Structured Extraction of Vulnerabilities in OpenVAS and Tenable WAS Reports Using LLMs
Beatriz Machado, Douglas Lautert, Cristhian Kapelinski, Diego Kreutz
TL;DR
The paper addresses the challenge of heterogeneous vulnerability reports produced by OpenVAS and Tenable WAS, which impede automated analysis. It introduces Vulnerability Extractor, an LLM-based pipeline that reads reports, chunks content to preserve context, and maps diverse fields to a unified, structured schema with NULL placeholders for missing data, enabling prioritized risk management and anonymization-ready datasets.

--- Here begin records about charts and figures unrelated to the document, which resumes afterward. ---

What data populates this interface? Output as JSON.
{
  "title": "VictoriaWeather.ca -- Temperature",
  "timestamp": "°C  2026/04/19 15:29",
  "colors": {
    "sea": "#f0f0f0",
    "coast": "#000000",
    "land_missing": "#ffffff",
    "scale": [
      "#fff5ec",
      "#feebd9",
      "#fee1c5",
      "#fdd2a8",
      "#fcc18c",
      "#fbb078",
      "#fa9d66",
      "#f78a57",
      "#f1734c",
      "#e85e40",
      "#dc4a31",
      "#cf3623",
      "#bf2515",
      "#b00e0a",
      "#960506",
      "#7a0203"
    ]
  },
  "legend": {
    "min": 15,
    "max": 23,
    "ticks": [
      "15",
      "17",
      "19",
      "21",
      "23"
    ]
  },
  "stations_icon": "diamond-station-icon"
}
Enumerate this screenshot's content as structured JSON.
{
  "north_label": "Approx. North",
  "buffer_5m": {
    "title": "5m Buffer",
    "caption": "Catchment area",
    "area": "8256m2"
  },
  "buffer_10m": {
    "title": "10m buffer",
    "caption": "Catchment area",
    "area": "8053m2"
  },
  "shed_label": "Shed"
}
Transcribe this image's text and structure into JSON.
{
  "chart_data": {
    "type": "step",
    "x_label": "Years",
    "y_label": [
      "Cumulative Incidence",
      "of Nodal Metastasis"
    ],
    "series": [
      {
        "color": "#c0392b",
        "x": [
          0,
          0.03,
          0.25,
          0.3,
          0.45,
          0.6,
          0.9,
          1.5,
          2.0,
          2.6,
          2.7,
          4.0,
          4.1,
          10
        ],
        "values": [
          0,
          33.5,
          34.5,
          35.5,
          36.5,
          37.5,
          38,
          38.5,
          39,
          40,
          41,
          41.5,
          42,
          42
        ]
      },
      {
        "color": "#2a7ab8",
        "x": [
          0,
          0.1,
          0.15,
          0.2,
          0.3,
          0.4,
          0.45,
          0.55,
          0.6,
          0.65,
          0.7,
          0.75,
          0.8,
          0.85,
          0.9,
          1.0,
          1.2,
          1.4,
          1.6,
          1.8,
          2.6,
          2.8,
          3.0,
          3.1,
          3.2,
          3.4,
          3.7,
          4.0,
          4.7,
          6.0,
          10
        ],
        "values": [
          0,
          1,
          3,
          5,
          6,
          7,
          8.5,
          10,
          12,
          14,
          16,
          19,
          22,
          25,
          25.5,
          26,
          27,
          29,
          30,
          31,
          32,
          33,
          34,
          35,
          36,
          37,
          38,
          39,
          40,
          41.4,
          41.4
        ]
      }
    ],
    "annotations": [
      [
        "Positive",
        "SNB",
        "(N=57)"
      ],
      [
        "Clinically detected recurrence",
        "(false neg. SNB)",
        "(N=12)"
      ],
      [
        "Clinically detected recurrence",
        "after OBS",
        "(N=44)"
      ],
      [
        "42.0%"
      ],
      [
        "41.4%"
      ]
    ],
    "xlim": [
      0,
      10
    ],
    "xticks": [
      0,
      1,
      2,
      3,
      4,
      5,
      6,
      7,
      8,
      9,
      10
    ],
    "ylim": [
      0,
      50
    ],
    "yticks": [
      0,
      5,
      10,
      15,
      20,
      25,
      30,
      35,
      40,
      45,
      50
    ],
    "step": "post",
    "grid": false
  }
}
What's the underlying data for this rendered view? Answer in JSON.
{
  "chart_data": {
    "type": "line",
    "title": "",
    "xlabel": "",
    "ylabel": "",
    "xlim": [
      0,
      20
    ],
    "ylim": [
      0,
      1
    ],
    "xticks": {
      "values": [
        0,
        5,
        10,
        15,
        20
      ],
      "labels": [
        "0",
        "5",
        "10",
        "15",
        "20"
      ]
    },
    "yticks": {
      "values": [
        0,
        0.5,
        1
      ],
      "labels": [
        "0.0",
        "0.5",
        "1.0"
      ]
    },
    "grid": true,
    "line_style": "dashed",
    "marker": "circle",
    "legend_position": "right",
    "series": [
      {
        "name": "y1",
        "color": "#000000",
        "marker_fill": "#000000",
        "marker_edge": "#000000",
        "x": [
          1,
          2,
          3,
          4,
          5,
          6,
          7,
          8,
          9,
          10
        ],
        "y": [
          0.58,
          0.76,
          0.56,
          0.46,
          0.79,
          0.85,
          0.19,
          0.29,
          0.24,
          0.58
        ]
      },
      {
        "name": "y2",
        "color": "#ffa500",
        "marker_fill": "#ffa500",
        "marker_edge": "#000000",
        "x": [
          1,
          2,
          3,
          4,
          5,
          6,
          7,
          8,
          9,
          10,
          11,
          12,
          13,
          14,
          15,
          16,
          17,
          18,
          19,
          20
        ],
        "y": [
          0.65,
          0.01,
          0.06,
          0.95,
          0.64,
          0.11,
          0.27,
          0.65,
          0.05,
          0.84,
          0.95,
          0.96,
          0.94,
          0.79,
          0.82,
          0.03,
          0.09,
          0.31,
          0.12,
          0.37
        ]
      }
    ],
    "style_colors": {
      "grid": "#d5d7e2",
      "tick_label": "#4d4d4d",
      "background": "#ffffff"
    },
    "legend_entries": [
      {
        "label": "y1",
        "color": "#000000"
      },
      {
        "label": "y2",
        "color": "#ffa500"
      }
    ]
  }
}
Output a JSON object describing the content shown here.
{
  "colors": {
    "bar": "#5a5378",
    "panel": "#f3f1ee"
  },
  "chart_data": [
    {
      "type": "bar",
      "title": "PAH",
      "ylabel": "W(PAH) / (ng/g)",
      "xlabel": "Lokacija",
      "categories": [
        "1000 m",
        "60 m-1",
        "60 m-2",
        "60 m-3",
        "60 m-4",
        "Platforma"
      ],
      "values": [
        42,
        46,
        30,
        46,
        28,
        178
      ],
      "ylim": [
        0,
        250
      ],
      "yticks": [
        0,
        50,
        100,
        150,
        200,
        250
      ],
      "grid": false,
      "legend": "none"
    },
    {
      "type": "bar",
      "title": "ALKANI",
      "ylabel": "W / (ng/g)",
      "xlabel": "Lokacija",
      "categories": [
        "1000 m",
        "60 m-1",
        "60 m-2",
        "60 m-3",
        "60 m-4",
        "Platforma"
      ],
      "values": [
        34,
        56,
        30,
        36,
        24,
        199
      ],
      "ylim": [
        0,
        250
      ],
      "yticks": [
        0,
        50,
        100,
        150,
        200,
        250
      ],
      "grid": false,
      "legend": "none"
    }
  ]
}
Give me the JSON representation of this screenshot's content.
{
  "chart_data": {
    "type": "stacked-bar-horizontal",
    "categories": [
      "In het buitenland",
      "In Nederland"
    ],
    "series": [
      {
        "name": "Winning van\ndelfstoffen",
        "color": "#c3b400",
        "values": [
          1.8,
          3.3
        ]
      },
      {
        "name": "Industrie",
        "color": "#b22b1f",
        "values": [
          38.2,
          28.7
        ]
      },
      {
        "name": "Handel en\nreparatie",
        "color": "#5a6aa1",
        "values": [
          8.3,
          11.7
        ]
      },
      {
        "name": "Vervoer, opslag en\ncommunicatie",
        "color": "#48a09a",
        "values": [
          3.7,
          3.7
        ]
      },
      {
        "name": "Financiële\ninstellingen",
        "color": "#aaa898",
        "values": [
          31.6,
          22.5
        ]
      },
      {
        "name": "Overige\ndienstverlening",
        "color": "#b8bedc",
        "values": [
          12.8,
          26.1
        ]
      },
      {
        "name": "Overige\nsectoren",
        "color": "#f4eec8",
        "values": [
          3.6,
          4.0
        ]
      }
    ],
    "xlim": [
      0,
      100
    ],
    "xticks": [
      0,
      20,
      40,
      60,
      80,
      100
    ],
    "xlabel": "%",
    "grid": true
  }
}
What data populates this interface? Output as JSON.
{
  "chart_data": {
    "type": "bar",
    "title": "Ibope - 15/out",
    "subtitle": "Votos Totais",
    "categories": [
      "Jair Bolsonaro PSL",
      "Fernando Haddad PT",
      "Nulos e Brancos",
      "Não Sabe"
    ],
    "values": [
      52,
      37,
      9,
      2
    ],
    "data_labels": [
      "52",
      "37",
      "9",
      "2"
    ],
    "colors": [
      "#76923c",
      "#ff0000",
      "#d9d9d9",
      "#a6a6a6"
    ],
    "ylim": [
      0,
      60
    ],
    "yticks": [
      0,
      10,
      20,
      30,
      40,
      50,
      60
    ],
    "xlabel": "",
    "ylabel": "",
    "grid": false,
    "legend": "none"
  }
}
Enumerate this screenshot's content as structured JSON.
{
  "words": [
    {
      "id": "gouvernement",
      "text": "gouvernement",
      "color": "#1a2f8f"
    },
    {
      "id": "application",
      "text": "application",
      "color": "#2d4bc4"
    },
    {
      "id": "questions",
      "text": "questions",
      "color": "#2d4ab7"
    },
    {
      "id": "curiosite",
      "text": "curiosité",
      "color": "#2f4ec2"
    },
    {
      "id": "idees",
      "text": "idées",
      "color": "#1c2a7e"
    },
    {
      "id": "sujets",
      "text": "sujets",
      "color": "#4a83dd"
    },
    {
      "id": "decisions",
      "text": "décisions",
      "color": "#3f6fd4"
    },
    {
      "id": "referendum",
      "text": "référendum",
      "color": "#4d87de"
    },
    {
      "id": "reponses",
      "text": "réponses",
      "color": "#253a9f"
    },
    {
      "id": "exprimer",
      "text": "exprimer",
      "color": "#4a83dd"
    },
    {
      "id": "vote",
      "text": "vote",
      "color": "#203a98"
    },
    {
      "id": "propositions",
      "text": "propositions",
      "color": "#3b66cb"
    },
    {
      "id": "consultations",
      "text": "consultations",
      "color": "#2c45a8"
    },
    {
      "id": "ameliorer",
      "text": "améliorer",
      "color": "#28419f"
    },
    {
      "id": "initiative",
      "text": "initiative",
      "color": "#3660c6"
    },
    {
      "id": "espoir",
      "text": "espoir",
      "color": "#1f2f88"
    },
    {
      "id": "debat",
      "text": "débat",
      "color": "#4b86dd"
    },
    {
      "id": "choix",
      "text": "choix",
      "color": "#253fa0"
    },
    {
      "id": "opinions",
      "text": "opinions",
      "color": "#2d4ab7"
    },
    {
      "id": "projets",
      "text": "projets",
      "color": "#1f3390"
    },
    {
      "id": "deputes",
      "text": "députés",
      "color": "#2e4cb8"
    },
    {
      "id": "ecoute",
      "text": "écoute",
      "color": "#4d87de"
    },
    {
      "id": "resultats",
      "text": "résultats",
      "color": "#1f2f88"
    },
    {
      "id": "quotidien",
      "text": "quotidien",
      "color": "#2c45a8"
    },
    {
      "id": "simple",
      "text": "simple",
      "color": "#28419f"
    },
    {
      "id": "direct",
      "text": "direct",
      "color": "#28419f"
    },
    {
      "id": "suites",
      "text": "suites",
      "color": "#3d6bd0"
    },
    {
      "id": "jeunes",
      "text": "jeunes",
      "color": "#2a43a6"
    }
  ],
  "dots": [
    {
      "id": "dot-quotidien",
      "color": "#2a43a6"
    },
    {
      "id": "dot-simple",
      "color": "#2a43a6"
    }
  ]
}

In an evaluation on a 34-vulnerability OpenVAS report, GPT-4.1 and DeepSeek achieved the highest similarity to a manually constructed baseline (ROUGE-L > 0.7) under a controlled temperature setting $T = 0.2$, while limitations stem from chunking-induced context loss and formatting challenges. Overall, the work demonstrates feasibility for structuring complex vulnerability data across scanners, supporting improved prioritization and secure data sharing in cybersecurity operations.
Abstract
This paper proposes an automated LLM-based method to extract and structure vulnerabilities from OpenVAS and Tenable WAS scanner reports, converting unstructured data into a standardized format for risk management. In an evaluation using a report with 34 vulnerabilities, GPT-4.1 and DeepSeek achieved the highest similarity to the baseline (ROUGE-L greater than 0.7). The method demonstrates feasibility in transforming complex reports into usable datasets, enabling effective prioritization and future anonymization of sensitive data.